= Aleksandr Leipunskii =

Soviet physicist (1903–1972)

Aleksandr Ilyich Leipunskii (Алекса́ндр Ильи́ч Лейпу́нский; Олександр Ілліч Лейпунський; 7 December 1903 – 14 August 1972) was a Soviet physicist.

He was born in the small village of Drahle, Grodno Governorate, Russian Poland. In 1921, he entered the Leningrad Polytechnic Institute, graduating in 1926. He then joined the Leningrad Physico-Technical Institute, where he studied atomic interactions with electrons and molecules.

In 1930, he began research into nuclear physics. He helped organize the Ukrainian Physics and Technology Institute in Kharkiv and became its director. In 1934, he was sent to England for a year as a visiting researcher at the Rutherford Laboratory.
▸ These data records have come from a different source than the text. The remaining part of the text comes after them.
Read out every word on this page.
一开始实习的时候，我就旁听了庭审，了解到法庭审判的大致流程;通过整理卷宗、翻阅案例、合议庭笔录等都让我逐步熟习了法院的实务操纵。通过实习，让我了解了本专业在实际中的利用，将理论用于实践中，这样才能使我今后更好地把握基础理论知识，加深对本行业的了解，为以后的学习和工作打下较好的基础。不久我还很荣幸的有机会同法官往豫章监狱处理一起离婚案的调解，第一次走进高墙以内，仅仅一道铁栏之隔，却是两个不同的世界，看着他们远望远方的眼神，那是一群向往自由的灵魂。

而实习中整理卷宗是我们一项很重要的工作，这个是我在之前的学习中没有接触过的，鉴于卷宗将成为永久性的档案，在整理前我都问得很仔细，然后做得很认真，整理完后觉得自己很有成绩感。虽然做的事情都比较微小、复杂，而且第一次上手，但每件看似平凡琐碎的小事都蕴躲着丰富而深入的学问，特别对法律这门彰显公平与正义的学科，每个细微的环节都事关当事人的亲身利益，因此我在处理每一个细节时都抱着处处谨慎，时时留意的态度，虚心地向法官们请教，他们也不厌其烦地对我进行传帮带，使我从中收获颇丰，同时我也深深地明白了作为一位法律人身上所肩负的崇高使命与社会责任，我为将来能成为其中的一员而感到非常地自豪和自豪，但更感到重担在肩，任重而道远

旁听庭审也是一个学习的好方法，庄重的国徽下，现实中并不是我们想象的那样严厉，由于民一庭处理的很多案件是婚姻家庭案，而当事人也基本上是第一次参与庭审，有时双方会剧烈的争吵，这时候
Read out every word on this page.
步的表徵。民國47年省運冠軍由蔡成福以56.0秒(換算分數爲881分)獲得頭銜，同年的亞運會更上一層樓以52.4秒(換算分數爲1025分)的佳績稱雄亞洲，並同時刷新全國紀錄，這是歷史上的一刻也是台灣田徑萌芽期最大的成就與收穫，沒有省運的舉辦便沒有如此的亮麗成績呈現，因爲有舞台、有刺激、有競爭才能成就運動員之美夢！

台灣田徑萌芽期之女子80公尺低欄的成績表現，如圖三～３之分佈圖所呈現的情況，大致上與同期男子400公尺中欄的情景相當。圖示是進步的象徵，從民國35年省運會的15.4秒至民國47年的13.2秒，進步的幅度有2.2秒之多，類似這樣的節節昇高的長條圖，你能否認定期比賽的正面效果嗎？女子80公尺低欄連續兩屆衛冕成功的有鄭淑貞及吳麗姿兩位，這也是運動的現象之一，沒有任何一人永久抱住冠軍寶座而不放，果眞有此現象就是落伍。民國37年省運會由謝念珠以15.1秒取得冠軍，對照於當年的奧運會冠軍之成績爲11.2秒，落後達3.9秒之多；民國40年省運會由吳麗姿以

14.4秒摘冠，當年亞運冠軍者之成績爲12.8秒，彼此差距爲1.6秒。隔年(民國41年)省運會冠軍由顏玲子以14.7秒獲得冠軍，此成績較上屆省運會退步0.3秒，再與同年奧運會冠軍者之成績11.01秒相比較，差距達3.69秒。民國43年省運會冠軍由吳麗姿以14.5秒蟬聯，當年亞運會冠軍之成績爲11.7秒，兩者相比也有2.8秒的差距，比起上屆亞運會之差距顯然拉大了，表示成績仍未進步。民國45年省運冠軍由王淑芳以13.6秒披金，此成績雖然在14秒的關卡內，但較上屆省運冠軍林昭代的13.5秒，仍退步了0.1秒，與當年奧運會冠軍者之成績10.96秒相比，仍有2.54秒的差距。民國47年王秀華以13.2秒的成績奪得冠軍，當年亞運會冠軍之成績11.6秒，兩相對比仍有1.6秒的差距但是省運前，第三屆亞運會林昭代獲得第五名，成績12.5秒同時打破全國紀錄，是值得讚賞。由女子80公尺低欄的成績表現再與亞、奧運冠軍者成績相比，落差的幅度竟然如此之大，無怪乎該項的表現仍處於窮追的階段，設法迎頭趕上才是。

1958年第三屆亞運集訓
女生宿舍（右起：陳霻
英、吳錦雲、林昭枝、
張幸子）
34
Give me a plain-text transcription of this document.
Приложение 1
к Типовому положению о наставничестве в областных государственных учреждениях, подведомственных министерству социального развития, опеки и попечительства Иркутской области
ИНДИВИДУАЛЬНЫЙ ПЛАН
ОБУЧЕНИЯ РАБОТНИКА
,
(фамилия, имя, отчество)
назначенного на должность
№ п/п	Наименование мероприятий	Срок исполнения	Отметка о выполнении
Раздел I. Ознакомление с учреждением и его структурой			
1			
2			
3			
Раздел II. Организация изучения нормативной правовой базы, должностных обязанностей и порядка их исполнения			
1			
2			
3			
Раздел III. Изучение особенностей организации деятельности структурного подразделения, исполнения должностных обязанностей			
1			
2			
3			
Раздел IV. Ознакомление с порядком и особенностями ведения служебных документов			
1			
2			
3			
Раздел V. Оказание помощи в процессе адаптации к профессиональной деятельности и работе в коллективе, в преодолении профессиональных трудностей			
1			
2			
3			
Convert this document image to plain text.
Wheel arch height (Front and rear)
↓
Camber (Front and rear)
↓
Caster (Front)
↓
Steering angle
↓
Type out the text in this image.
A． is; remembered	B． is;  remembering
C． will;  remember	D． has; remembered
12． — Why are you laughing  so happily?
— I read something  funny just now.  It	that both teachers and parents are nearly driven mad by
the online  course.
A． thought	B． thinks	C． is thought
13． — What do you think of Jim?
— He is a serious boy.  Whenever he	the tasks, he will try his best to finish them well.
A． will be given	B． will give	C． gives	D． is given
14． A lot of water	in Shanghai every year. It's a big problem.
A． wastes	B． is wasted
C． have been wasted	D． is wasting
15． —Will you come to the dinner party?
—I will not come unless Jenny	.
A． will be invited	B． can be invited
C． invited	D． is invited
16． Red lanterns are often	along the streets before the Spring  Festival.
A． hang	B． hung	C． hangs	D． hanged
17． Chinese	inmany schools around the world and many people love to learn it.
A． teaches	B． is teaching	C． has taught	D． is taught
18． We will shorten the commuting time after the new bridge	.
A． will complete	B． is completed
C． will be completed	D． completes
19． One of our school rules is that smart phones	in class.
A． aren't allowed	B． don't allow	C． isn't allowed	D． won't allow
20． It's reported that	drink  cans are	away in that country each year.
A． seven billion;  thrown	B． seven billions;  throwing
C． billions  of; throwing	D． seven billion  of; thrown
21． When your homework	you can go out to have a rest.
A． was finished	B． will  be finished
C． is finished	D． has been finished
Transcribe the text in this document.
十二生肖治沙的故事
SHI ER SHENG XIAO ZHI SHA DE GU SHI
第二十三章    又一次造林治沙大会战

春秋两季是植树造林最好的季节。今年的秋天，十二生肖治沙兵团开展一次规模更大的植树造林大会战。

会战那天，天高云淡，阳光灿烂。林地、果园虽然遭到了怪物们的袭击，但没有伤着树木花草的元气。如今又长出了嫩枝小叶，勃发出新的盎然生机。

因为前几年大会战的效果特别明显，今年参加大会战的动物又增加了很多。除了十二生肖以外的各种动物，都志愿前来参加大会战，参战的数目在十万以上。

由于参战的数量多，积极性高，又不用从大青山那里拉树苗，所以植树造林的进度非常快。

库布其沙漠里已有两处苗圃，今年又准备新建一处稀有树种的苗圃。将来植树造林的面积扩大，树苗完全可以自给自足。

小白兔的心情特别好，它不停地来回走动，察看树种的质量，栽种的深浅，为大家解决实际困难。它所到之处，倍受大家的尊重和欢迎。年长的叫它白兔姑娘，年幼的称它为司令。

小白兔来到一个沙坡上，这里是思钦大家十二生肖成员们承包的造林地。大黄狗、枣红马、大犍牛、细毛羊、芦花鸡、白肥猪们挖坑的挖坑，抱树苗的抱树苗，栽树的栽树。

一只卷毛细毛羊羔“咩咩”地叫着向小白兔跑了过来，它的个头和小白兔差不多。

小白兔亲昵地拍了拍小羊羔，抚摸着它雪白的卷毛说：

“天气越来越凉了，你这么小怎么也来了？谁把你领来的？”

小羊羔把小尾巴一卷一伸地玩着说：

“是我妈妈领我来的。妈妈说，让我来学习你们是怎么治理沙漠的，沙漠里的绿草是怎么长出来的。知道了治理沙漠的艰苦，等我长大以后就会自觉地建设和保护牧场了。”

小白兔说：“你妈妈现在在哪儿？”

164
In September 1937 Leipunskii was arrested as a German spy in connection with the UPTI Affair, but later released.

After being evacuated to Ufa, in 1941 he also became a head of the Institute of Physics of the Academy of Sciences of the Ukrainian SSR and held that post until 1949.

Following the war, he played a significant role in the development of nuclear power in the Soviet Union. In particular, he pioneered the development of Soviet fast breeder reactor technology. In 1963, he was awarded the Hero of Socialist Labor. The A. I. Leipunsky Institute of Physics and Power Engineering in Obninsk is named after him.